Apple unveiled iOS 6's ability to easily capture high quality, panoramic images in its new Camera app, but it doesn't directly compete with the features of standalone pano apps.

Apple's iPhone Camera app was rumored to gain panorama capture last year after an unfinished version of the new feature was discovered in iOS 5, but it never made the cut for release, until now.

Like iOS 4's HDR (High Dynamic Range) mode, the new Panorama feature in iOS 6 isn't available on the iPad; it's also computationally demanding enough to require at least a dual core processor A5, meaning it only works on the iPhone 5, iPhone 4S and the newly released fifth generation iPod touch.

Also like HDR, Apple's super simple Panorama feature is a one-button mode (below) that changes how the Camera app captures an image. Rather than rapidly taking multiple images and processing them together as HDR does, turning on Panorama invokes a mode that guides you along a path, capturing and processing the images along it into a single, balanced, seamless panoramic image.

Below are two highly compressed iOS 6 Panorama images taken from the top of Corona Heights in the middle of San Francisco, one taken starting from downtown and wrapping around to Sutro Tower and the other starting and finishing at the opposite end points (note that you can only capture in one direction, from left to right).

To indicate how much these images been shrunk down to fit on this page, here's an 800 pixel slice of the top image as outlined by the white box, showing the level of detail in the original 10,800x2332 Panorama.

Panorama mode works to smooth out exposure differences, and it works much better than trying to take individual captures and manually edit them together later.
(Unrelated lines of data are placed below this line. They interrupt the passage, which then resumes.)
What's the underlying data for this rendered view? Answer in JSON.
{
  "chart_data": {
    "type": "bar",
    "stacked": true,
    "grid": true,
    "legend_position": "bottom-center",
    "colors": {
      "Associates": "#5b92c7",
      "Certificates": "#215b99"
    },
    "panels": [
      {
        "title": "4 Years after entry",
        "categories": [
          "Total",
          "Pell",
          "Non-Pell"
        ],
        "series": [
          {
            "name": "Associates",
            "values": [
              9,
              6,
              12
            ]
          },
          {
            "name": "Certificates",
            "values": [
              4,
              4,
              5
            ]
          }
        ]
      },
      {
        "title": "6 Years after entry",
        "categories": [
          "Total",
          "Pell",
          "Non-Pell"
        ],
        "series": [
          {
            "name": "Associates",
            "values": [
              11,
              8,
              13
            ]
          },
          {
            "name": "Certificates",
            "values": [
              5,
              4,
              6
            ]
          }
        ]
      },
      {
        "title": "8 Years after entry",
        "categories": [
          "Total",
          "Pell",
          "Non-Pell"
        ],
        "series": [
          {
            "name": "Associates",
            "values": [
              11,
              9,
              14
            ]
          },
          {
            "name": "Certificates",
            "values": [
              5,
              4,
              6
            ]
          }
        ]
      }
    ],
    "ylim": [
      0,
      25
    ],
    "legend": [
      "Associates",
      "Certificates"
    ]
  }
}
If your subject has very bright and very dark subjects, however, you might need to set the AutoFocus/AutoExposure lock by touching and holding at a particular location along your capture path before you begin taking the Panorama.

Both the shots above were taken while standing on a rough outcropping of rock, buffeted by a very ridiculous wind. Even in such conditions, there are rarely any discernible seams or overlapping flaws unless your subject is moving quickly.

If you're really sloppy handed when capturing, you might see black spaces encroaching your pano from the top and bottom, as is visible below, or other motion-based glitches similar to the artifacts that can appear when capturing HDR shots. (Note that these images are scaled down and highly compressed from 16.8MB down to about 61K to fit on the page.)